04. Buyer Persona
A buyer persona is fictional character created to represent a user type that will typically be the ones who interact with your brand. You need one because you need to know who you’re talking to… and it’s much simpler if they have a name and a face.
A buyer persona is fictional character created to represent a user type that will typically be the ones who interact with your brand. The CEO or the CFO. The Sustainability Officer or Innovation Manager.
In my case, for Series A companies, it's the communications/marketing manager. For smaller companies, it's the CEO/CMO.
They're the one who you'll actually have to target. The ones who'll be the point of contact in the buying cycle. By undertaking research, it's possible to find out who they are and what kind of language they use.
How to define a persona?
Your buyer personas need to be based on real-world data, not gut instinct. I suggest asking five companies that you want to work about their buying process. Learn about your audience, from them! Some ways which you can define a buyer persona are:
What are their job responsibilities?
What is their age & position at the company?
What industries are they present in?
What are they interested in outside of work?
What is their annual revenue?
What level of experience do they have?
What are their goals?
What are their challenges?
What are their favourite brands?
Define their challenges and jobs to be done
The next step of the process is to ask yourself "What are the challenges they face and how does your product or service solve that problem?" Some possible answers could be:
What are their major pain points that drive them towards your solution or product?

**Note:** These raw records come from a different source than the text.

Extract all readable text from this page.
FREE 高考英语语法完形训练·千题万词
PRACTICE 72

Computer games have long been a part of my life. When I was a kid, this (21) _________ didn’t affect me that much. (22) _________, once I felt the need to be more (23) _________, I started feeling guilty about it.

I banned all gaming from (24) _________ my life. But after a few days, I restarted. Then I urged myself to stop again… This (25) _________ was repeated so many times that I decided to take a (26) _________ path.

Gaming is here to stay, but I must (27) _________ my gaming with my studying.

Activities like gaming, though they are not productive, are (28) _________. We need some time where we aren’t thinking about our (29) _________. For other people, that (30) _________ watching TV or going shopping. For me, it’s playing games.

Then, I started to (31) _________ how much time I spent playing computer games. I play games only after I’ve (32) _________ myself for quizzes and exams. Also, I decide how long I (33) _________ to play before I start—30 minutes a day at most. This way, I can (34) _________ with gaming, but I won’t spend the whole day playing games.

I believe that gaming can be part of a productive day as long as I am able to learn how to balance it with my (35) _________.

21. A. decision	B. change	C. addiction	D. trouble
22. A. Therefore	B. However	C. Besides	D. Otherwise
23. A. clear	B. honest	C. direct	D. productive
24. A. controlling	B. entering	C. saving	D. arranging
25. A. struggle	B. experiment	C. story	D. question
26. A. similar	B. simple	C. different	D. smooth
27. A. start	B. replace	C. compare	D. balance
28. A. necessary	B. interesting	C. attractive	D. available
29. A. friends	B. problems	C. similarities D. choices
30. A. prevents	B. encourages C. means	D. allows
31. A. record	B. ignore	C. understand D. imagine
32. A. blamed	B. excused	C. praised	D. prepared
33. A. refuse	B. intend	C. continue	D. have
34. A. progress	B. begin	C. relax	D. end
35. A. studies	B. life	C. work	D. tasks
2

What are their career/life goals? For instance, if they're an entrepreneur, it might be getting VC funding or going to IPO, whereas an employee might care more about a promotion.
What are their business goals?
How can you find out more about your buyer persona?

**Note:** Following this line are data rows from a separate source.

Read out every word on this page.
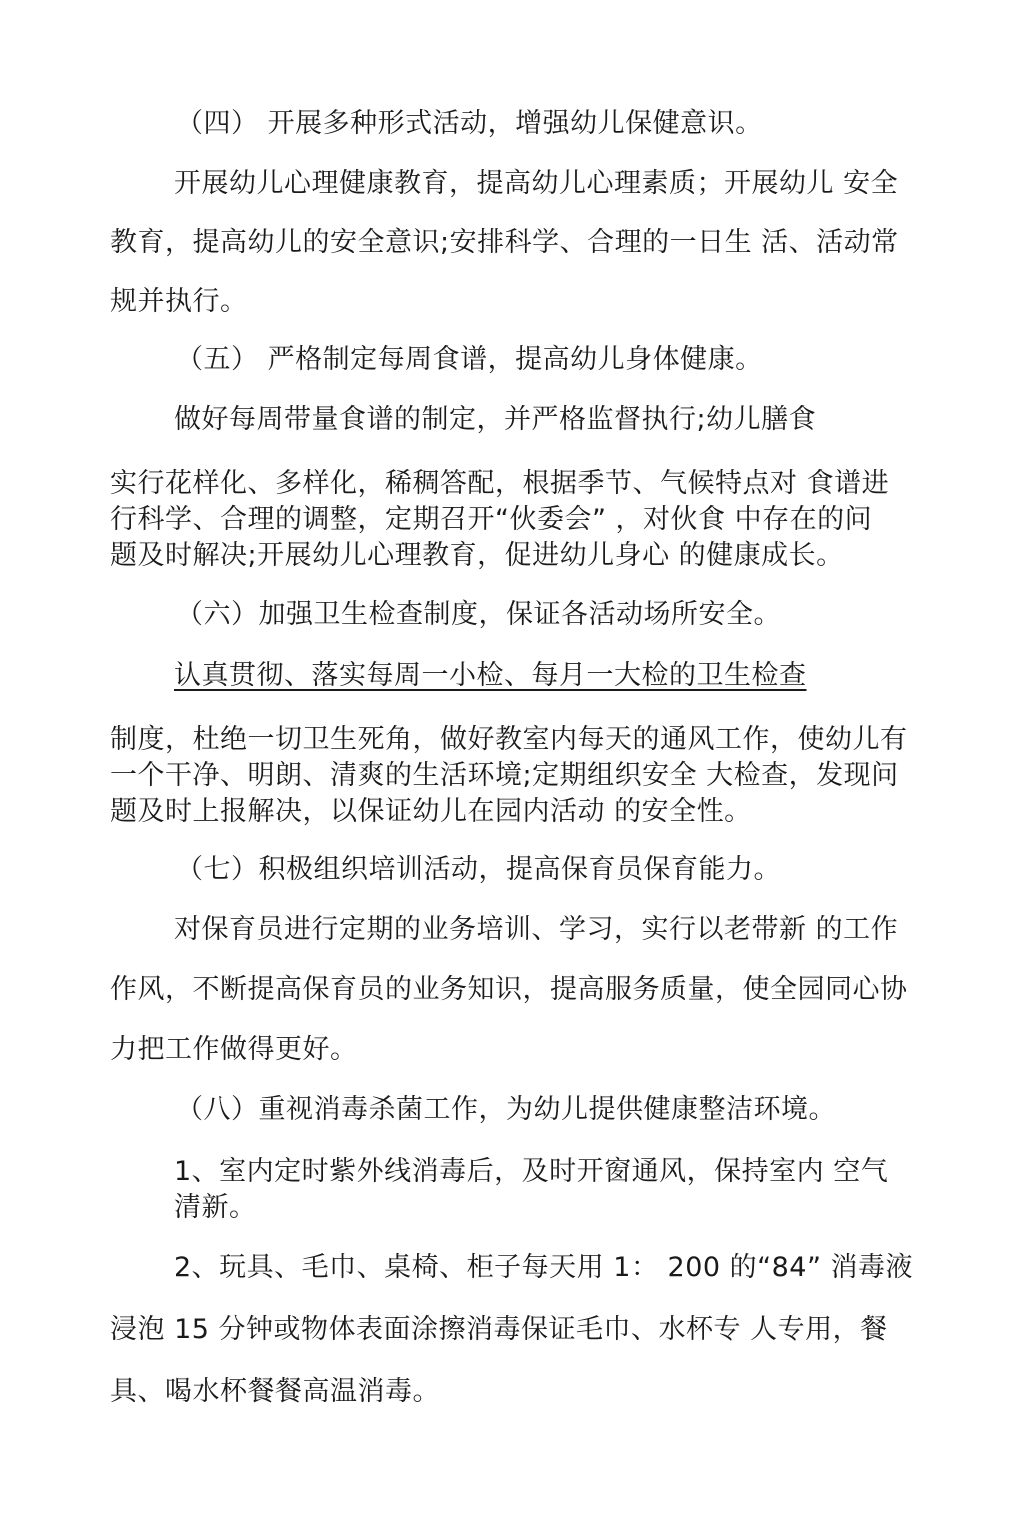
（四） 开展多种形式活动，增强幼儿保健意识。
开展幼儿心理健康教育，提高幼儿心理素质；开展幼儿 安全
教育，提高幼儿的安全意识;安排科学、合理的一日生 活、活动常
规并执行。
（五） 严格制定每周食谱，提高幼儿身体健康。
做好每周带量食谱的制定，并严格监督执行;幼儿膳食
实行花样化、多样化，稀稠答配，根据季节、气候特点对 食谱进
行科学、合理的调整，定期召开“伙委会” ，对伙食 中存在的问
题及时解决;开展幼儿心理教育，促进幼儿身心 的健康成长。
（六）加强卫生检查制度，保证各活动场所安全。
认真贯彻、落实每周一小检、每月一大检的卫生检查
制度，杜绝一切卫生死角，做好教室内每天的通风工作，使幼儿有
一个干净、明朗、清爽的生活环境;定期组织安全 大检查，发现问
题及时上报解决，以保证幼儿在园内活动 的安全性。
（七）积极组织培训活动，提高保育员保育能力。
对保育员进行定期的业务培训、学习，实行以老带新 的工作
作风，不断提高保育员的业务知识，提高服务质量，使全园同心协
力把工作做得更好。
（八）重视消毒杀菌工作，为幼儿提供健康整洁环境。
1、室内定时紫外线消毒后，及时开窗通风，保持室内 空气
清新。
2、玩具、毛巾、桌椅、柜子每天用 1： 200 的“84” 消毒液
浸泡 15 分钟或物体表面涂擦消毒保证毛巾、水杯专 人专用，餐
具、喝水杯餐餐高温消毒。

Google research. How would my customers find me online? What are they searching for?
Ecosystem. Create a list of all the solutions which your target audience may already be using. How are they communicating? Look at your competitors and see whom they’ve partnered with. Analyse their ecosystem and see if you can find any similar companies to strike up a conversation with.
Ask them. Ask your potential target audiences where they get their information, what publications they read and what would convince them to work with you over someone else.
SEO research. Write a list of your keywords. What are your customers are using to search for your product? Find out with a product like SEMRush or Ubersuggest.
Compile the research
Gather all of your research and start looking for common characteristics. Give your buyer persona a name, a job title, a home, and other defining characteristics. They should seem like a real person.
For example, if your selling impact measurement technology to mid-size NGOs, your target audience might be COOs. They may all well be at the end of their career and working with NGOs after a for-profit career. Or potentially they've spent their entire career in the non-profit sector. Knowing these differences is important.
Either way, they also might like to go camping regularly, all own electric vehicles, and have limited experience with impact measurement. Based on research, you’ll give them representative characteristics that make them a real person:
More likely to be a woman
She is 50 years old
She has grown up kids
She lives in London
She works as a COO or CCO
She owns an EV
She likes to camp in Devon
She has a few years left in her career and wants to set the organization up for success
She doesn't have much experience measuring impact
She is technology-focused
Give them a name
Then the next step is to give them a name. Let's call her Electric Lizzie.
The process of creating a buyer persona is important for the next step in brand building — Strategic Messaging — because it's Electric Lizzie's pain points we're going to be solving.
It will also save a lot of time and money if and when you begin to use paid advertising, you already know a lot about the habits of the person who will be in charge of buying your product.